E porque Kardec fala de "consequências morais"? Certamente por 2 motivos: Os fenômenos ou relatos estudados envolviam frequentemente a psiquê humana - psicografar, observar objetos se mover com padrão inteligente sem interação de corpos, ouvir vozes, ter visões com ou sem espacialidade (este último caso, é a "percepção" mental, chamada de clarividência ou clariaudiência pelos espíritas) etc. Além disto, vários temas envolvendo a psiquê (a alma encarnada ou desencarnada, de acordo com o espiritismo) tocam questões morais e portanto éticas - assunto da filosofia e não da ciência de pressupostos e métodos reducionistas;
"2. ─ Os Espíritos não são, como por vezes os imaginam, seres à parte na criação. Eles são as almas dos que viveram na Terra e em outros mundos. As almas ou Espíritos são, pois, uma só e a mesma coisa, de onde se segue que todo aquele que crê na existência da alma, por isso mesmo crê na dos Espíritos."

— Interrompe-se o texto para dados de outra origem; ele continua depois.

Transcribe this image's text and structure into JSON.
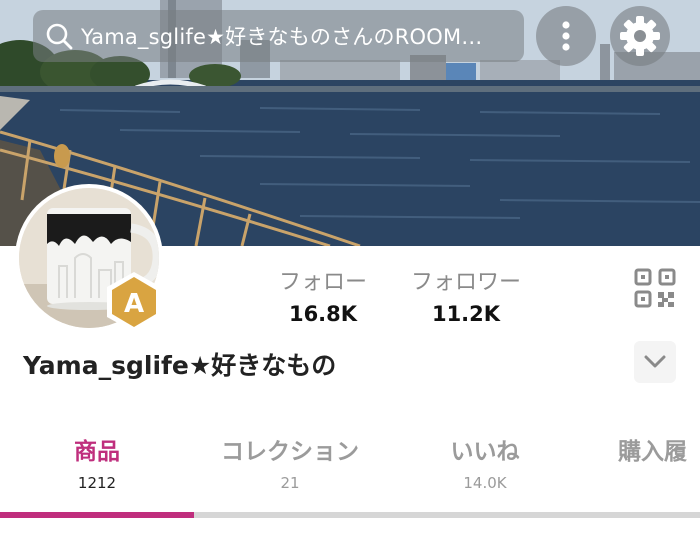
{
  "header": {
    "search": {
      "query": "Yama_sglife★好きなものさんのROOM…",
      "icon": "search-icon"
    },
    "more_icon": "more-vertical-icon",
    "settings_icon": "gear-icon"
  },
  "profile": {
    "avatar_badge": "A",
    "username": "Yama_sglife★好きなもの",
    "stats": {
      "follow_label": "フォロー",
      "follow_value": "16.8K",
      "follower_label": "フォロワー",
      "follower_value": "11.2K"
    },
    "qr_icon": "qr-code-icon",
    "expand_icon": "chevron-down-icon"
  },
  "tabs": [
    {
      "label": "商品",
      "count": "1212",
      "active": true
    },
    {
      "label": "コレクション",
      "count": "21",
      "active": false
    },
    {
      "label": "いいね",
      "count": "14.0K",
      "active": false
    },
    {
      "label": "購入履",
      "count": "",
      "active": false
    }
  ],
  "colors": {
    "accent": "#bf2e7d",
    "inactive_tab": "#9b9b9b",
    "badge_gold": "#d9a441"
  }
}
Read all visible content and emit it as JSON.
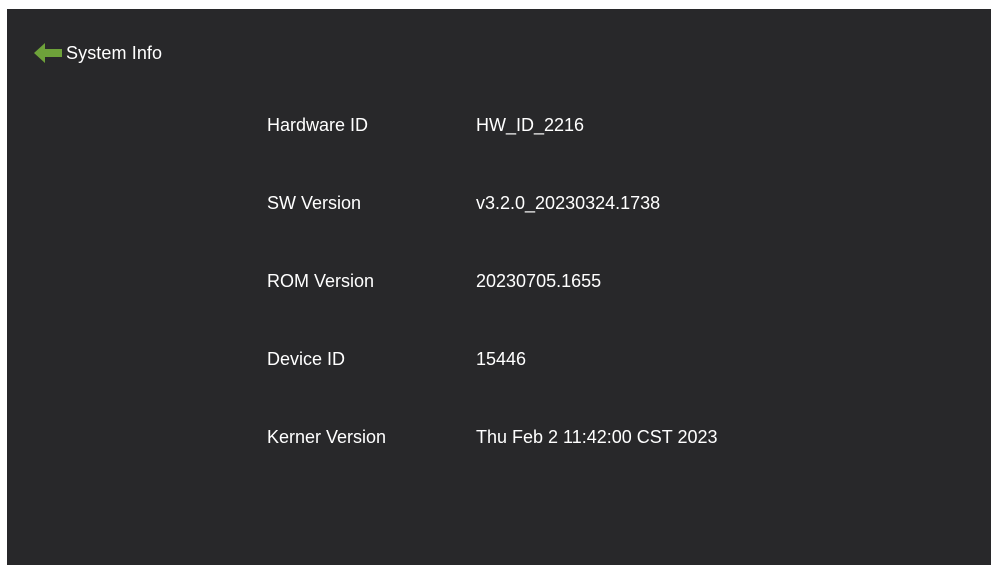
{
  "header": {
    "title": "System Info",
    "back_icon": "arrow-left-icon",
    "back_icon_color": "#6ea23a"
  },
  "info": [
    {
      "label": "Hardware ID",
      "value": "HW_ID_2216"
    },
    {
      "label": "SW Version",
      "value": "v3.2.0_20230324.1738"
    },
    {
      "label": "ROM Version",
      "value": "20230705.1655"
    },
    {
      "label": "Device ID",
      "value": "15446"
    },
    {
      "label": "Kerner Version",
      "value": "Thu Feb 2 11:42:00 CST 2023"
    }
  ],
  "colors": {
    "background": "#28282a",
    "text": "#ffffff"
  }
}
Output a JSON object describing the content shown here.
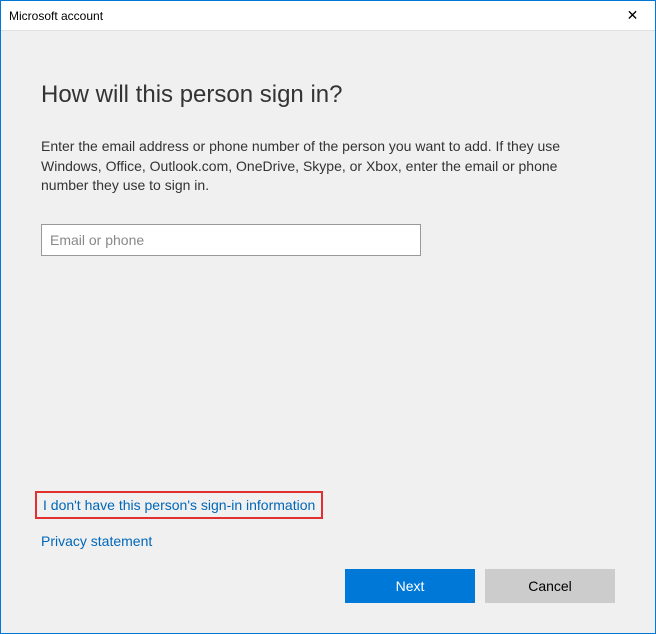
{
  "titlebar": {
    "title": "Microsoft account",
    "close_glyph": "✕"
  },
  "main": {
    "heading": "How will this person sign in?",
    "description": "Enter the email address or phone number of the person you want to add. If they use Windows, Office, Outlook.com, OneDrive, Skype, or Xbox, enter the email or phone number they use to sign in.",
    "input_placeholder": "Email or phone",
    "input_value": ""
  },
  "links": {
    "no_info": "I don't have this person's sign-in information",
    "privacy": "Privacy statement"
  },
  "buttons": {
    "next": "Next",
    "cancel": "Cancel"
  }
}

Isto diferencia o espiritismo de parte das religiões cristãs institucionalizadas, como a católica e a evangélica. Baseando-se nos textos do evangelho, não há consenso se Jesus, que recebeu o título de Cristo - base dos termos "cristão" e "cristianismo", definiu os espíritos como seres à parte na criação ou não. Sem um consenso referente aos textos do evangelho atribuídos aos apóstolos de Jesus, certamente restam somente interpretações e ideias propagadas por religiosos que viveram séculos após Jesus. Tais interpretações dos evangelhos são obras dos "pais da igreja" ou pré suposições impostas nos concílios da igreja ao longo da história antiga ou medieval. Partindo da lógica que temos alma e esta é imortal, o espírito em nada difere da alma. Chamar separadamente o espírito ligado ao corpo (encarnado) de alma e o desencarnado de espírito não tem utilidade no espiritismo.
"3. ─ Geralmente as pessoas fazem uma ideia muito falsa do estado dos Espíritos. Eles não são, como alguns pensam, seres vagos e indefinidos, nem chamas, como fogos-fátuos, nem fantasmas, como nos contos de aparições. São seres semelhantes a nós, com um corpo como o nosso, mas invisível e fluídico em estado normal."
Este tema é melhor explicado em outras obras como o Livro dos Espíritos. O espírito é incorpóreo - de modo similar a nossa atividade mental: ninguém pode pegar um pensamento ou sentimento com um bisturi e dividi-lo - apenas é possível rastrear seus efeitos eletroquímicos no sistema nervoso, pelas sinapses e talvez pelos campos eletromagnéticos do coração, do cérebro etc. A pré suposição dominante na ciência no mínimo desde a época de Kardec, é que a mente é o cérebro, ou que não há mente nem alma: só o cérebro e o corpo humano. Tal pressuposto afirma que se algo não é observável nem reprodutível sob controle humano, não existe. Deste modo a ciência nega o conceito de alma e contradiz a raiz da filosofia ocidental (Platão, por exemplo), pois também reduz a ética e os valores universais ao status de opinião e valores individuais.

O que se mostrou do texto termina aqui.